Before the caucuses began, Mr Ramaswamy urged his supporters to “stick it to the media & shock the world”.
“We’re surging on the ground. Don’t fall for the desperate late smears. Our best days are ahead,” he added on X ahead of the start of voting.
Former GOP speaker of the House and presidential candidate Newt Gingrich wrote on X: “Vivek Ramaswamy made a very mature and statesmanlike announcement tonight in endorsing President Trump. Ramaswamy is a brilliant entrepreneur with a great future.”
David Niven, a political science professor at the University of Cincinnati in Mr Ramaswamy’s home state of Ohio, told The Independent last month that “Ramaswamy is somebody who the more you see of him, the less you like him.
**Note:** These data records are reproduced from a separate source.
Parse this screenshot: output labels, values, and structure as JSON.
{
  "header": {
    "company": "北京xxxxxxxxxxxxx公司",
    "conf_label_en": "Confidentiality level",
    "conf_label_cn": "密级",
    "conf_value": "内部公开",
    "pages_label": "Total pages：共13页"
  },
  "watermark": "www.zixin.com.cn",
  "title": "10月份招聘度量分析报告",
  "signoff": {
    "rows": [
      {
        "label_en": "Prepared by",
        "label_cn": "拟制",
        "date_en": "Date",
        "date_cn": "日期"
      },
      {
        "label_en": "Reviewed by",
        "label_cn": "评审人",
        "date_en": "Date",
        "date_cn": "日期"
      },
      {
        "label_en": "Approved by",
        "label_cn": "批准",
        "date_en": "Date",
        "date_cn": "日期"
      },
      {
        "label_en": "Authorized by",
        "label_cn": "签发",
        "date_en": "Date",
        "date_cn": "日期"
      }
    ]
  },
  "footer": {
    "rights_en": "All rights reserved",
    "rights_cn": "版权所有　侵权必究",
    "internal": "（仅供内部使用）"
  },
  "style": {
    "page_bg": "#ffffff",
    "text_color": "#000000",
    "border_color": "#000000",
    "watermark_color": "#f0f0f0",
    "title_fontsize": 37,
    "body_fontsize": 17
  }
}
He’s somebody who really shines in small doses but who really couldn’t sustain that attention because what he’s best at is simply being outlandish and self-important – and you say, ‘Well, that’s exactly what Trump is’ – but he’s outlandish, self-important, and entertaining, which is a very different combination”.
Former Republican consultant Stuart Stevens, a top adviser on the 2012 Mitt Romney campaign and now at the Lincoln Project, told The Independent in December that Mr Ramaswamy is a “ridiculous human being who has terrible opinions – I mean it’s a joke”.
“I think that there is a phenomenon of a Peter Thiel, Elon Musk-element of American politics of people who know nothing about politics, know nothing about foreign policy, that think because they made money, they should run the world,” Mr Stevens added at the time.
The strategist said he thinks Mr Ramaswamy is “very much that sort of tech bro”.
“What’s the Ramaswamy problem? I think it’s twofold,” Dr Niven added last month. “One is that there’s no point at which he says to himself, ‘I could say something outlandish right now, but people wouldn’t like it’. He has absolutely no filter whatsoever. So by virtue of continuously talking, he’s continuously bothering somebody.”